Weinend wachte ich auf. Mama weinte auch und betete für mich.
Auch am nächsten Tag hatte ich noch Schmerzen. Mama bat die Missionare, mir einen Krankensegen zu geben. Danach ging es mir langsam besser. Und während ich ge-sundete, wurde der Wunsch, mich taufen zu lassen, immer stärker.
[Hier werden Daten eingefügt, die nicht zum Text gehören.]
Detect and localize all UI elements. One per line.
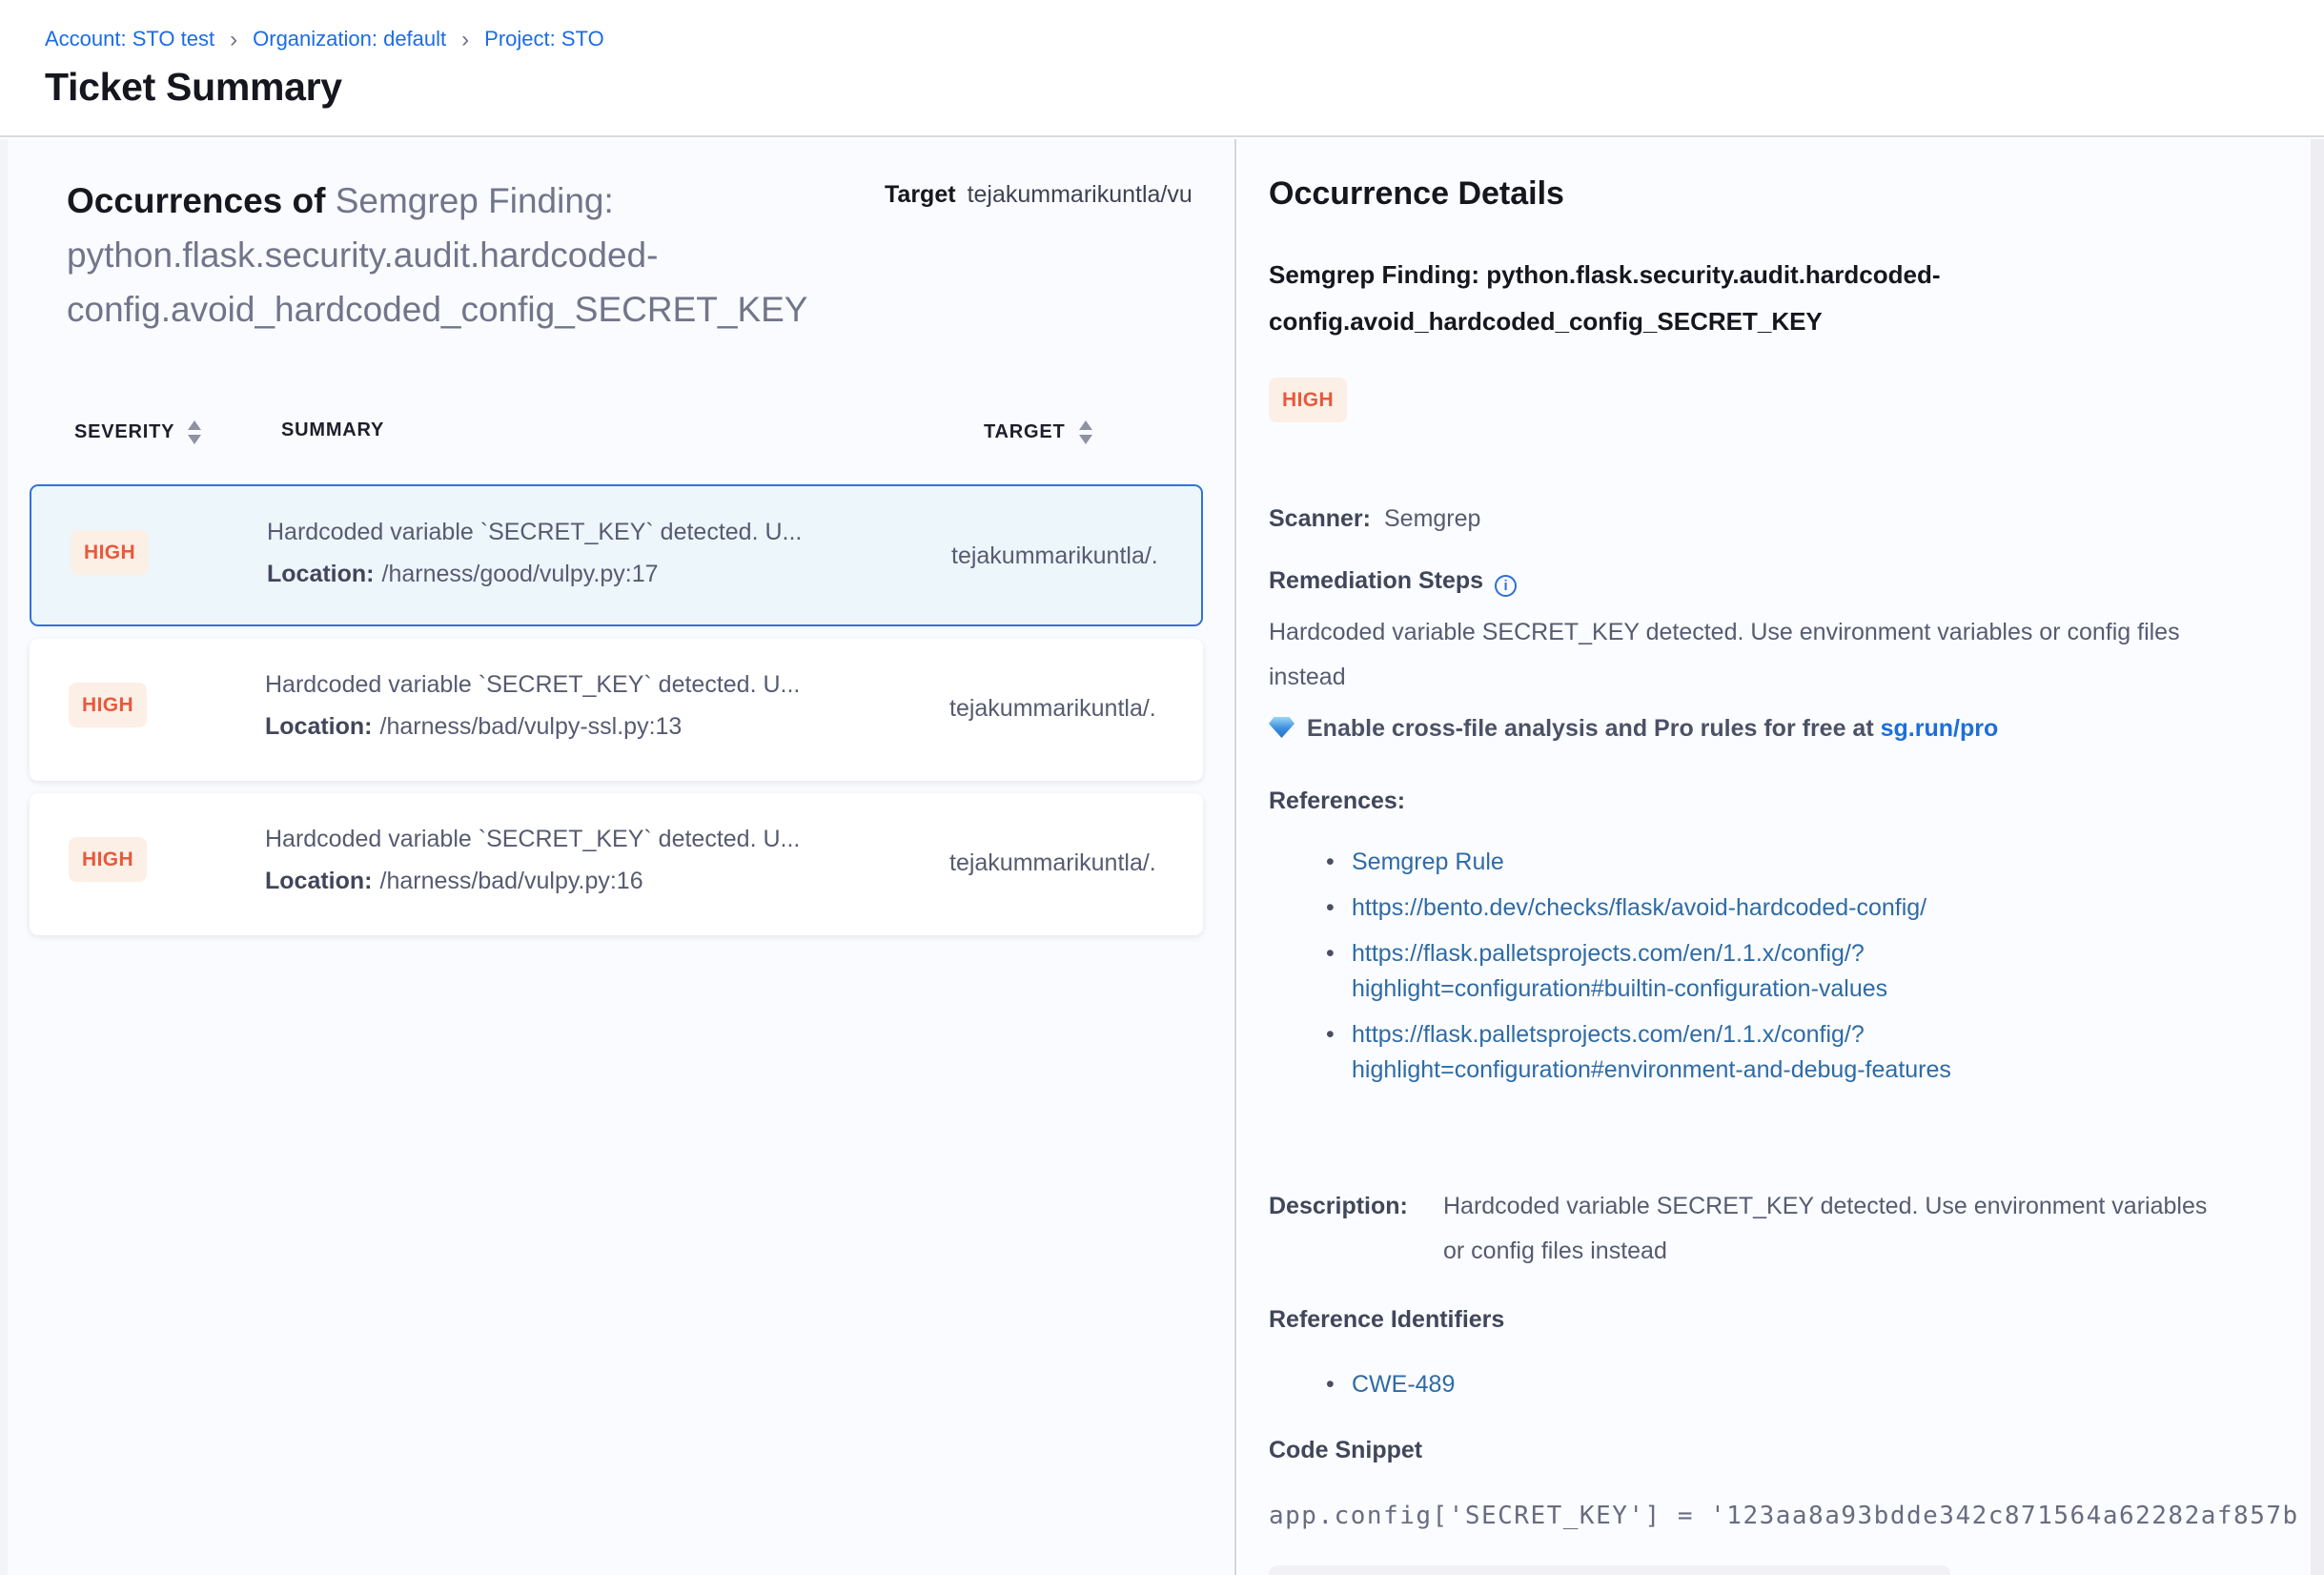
location-label: Location: — [267, 561, 375, 587]
semgrep-pro-promo: Enable cross-file analysis and Pro rules… — [1269, 715, 1998, 743]
scanner-value: Semgrep — [1384, 505, 1480, 532]
column-header-severity-label: SEVERITY — [74, 421, 174, 443]
target-label: Target — [885, 181, 956, 208]
left-edge-divider — [0, 139, 8, 1575]
occurrence-details-panel: Occurrence Details Semgrep Finding: pyth… — [1238, 139, 2324, 1575]
occurrence-target: tejakummarikuntla/. — [949, 695, 1156, 723]
sg-run-pro-link[interactable]: sg.run/pro — [1881, 715, 1999, 742]
info-icon[interactable] — [1495, 575, 1517, 597]
cwe-link[interactable]: CWE-489 — [1326, 1367, 2022, 1402]
target-value: tejakummarikuntla/vu — [968, 181, 1193, 208]
scanner-line: Scanner: Semgrep — [1269, 505, 1480, 533]
occurrence-location: Location: /harness/good/vulpy.py:17 — [267, 561, 915, 588]
severity-badge: HIGH — [69, 683, 147, 727]
chevron-right-icon: › — [230, 27, 237, 52]
occurrence-location: Location: /harness/bad/vulpy-ssl.py:13 — [265, 713, 913, 741]
reference-link[interactable]: Semgrep Rule — [1326, 845, 2022, 880]
occurrence-summary: Hardcoded variable `SECRET_KEY` detected… — [265, 826, 913, 895]
finding-title: Semgrep Finding: python.flask.security.a… — [1269, 252, 2232, 345]
reference-identifiers-list: CWE-489 — [1326, 1367, 2022, 1413]
code-snippet: app.config['SECRET_KEY'] = '123aa8a93bdd… — [1269, 1502, 2299, 1530]
column-header-summary[interactable]: SUMMARY — [281, 419, 384, 441]
references-label: References: — [1269, 788, 1405, 815]
occurrence-location: Location: /harness/bad/vulpy.py:16 — [265, 868, 913, 895]
occurrence-row[interactable]: HIGH Hardcoded variable `SECRET_KEY` det… — [30, 484, 1203, 626]
page-title: Ticket Summary — [45, 65, 342, 110]
location-path: /harness/bad/vulpy-ssl.py:13 — [380, 713, 683, 740]
target-line: Target tejakummarikuntla/vu — [885, 181, 1193, 209]
location-path: /harness/bad/vulpy.py:16 — [380, 868, 643, 894]
breadcrumb-organization[interactable]: Organization: default — [253, 27, 446, 51]
occurrence-row[interactable]: HIGH Hardcoded variable `SECRET_KEY` det… — [30, 793, 1203, 935]
details-heading: Occurrence Details — [1269, 175, 1564, 213]
references-list: Semgrep Rule https://bento.dev/checks/fl… — [1326, 845, 2022, 1098]
sort-icon[interactable] — [188, 419, 201, 445]
reference-identifiers-label: Reference Identifiers — [1269, 1306, 1504, 1334]
severity-badge: HIGH — [1269, 378, 1347, 422]
code-snippet-label: Code Snippet — [1269, 1437, 1422, 1464]
occurrence-summary-text: Hardcoded variable `SECRET_KEY` detected… — [265, 826, 913, 853]
occurrences-heading-bold: Occurrences of — [67, 181, 336, 220]
description-line: Description: Hardcoded variable SECRET_K… — [1269, 1184, 2232, 1274]
reference-link[interactable]: https://flask.palletsprojects.com/en/1.1… — [1326, 1017, 2022, 1088]
reference-link[interactable]: https://bento.dev/checks/flask/avoid-har… — [1326, 890, 2022, 926]
reference-link[interactable]: https://flask.palletsprojects.com/en/1.1… — [1326, 936, 2022, 1007]
severity-badge: HIGH — [71, 530, 149, 575]
occurrence-target: tejakummarikuntla/. — [949, 849, 1156, 877]
location-label: Location: — [265, 868, 373, 894]
gem-icon — [1269, 717, 1295, 738]
occurrence-summary-text: Hardcoded variable `SECRET_KEY` detected… — [265, 671, 913, 699]
occurrence-row[interactable]: HIGH Hardcoded variable `SECRET_KEY` det… — [30, 639, 1203, 781]
remediation-steps-text: Remediation Steps — [1269, 567, 1483, 594]
occurrences-table-header: SEVERITY SUMMARY TARGET — [0, 414, 1234, 452]
column-header-target-label: TARGET — [984, 421, 1066, 443]
horizontal-scrollbar[interactable] — [1269, 1565, 1950, 1575]
severity-badge: HIGH — [69, 837, 147, 882]
column-header-severity[interactable]: SEVERITY — [74, 419, 201, 445]
occurrences-panel: Occurrences of Semgrep Finding: python.f… — [0, 139, 1236, 1575]
chevron-right-icon: › — [461, 27, 469, 52]
occurrence-summary-text: Hardcoded variable `SECRET_KEY` detected… — [267, 519, 915, 546]
remediation-steps-label: Remediation Steps — [1269, 567, 1517, 597]
vertical-scrollbar[interactable] — [2311, 139, 2324, 1575]
breadcrumb-project[interactable]: Project: STO — [484, 27, 604, 51]
occurrence-summary: Hardcoded variable `SECRET_KEY` detected… — [267, 519, 915, 588]
column-header-target[interactable]: TARGET — [984, 419, 1092, 445]
occurrence-target: tejakummarikuntla/. — [951, 542, 1158, 570]
remediation-steps-body: Hardcoded variable SECRET_KEY detected. … — [1269, 610, 2232, 700]
scanner-label: Scanner: — [1269, 505, 1371, 532]
occurrence-summary: Hardcoded variable `SECRET_KEY` detected… — [265, 671, 913, 741]
sort-icon[interactable] — [1079, 419, 1092, 445]
location-path: /harness/good/vulpy.py:17 — [382, 561, 659, 587]
breadcrumb-account[interactable]: Account: STO test — [45, 27, 214, 51]
column-header-summary-label: SUMMARY — [281, 419, 384, 441]
location-label: Location: — [265, 713, 373, 740]
page-header: Account: STO test › Organization: default ›… — [0, 0, 2324, 137]
breadcrumb: Account: STO test › Organization: default ›… — [45, 27, 604, 53]
occurrences-heading: Occurrences of Semgrep Finding: python.f… — [67, 174, 906, 337]
promo-text: Enable cross-file analysis and Pro rules… — [1307, 715, 1881, 742]
ticket-summary-screen: Account: STO test › Organization: default ›… — [0, 0, 2324, 1575]
detail-severity: HIGH — [1269, 378, 1347, 422]
description-label: Description: — [1269, 1184, 1443, 1274]
description-text: Hardcoded variable SECRET_KEY detected. … — [1443, 1184, 2215, 1274]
Ich ließ mich noch einmal in den Missionarslektionen unterweisen, und diesmal öffnete ich mein Herz. Ich besaß zwar noch nicht viel Evangeliumswissen, aber der Traum sowie der Glaube meiner Mutter und der Krankensegen hatten mir gezeigt, dass Gott mich liebt und dass er die Möglichkeit geschaffen hat, dass ich ewiges Leben erlangen kann. An dem Tag, an dem ich mich tau-fen ließ, machte ich einen großen Schritt auf dieses Ziel zu.
Früher hatte ich gemeint, ich hätte noch sehr viel Zeit, um die wahre Kirche zu finden, wenn es sie denn überhaupt gab. Doch der Unfall machte mir bewusst, dass man richtige Entscheidungen nicht auf die lange Bank schieben darf.
Heri Castro Veliz gehört zur Gemeinde Puente Alto 1 im Pfahl Puente Alto, Santiago, Chile.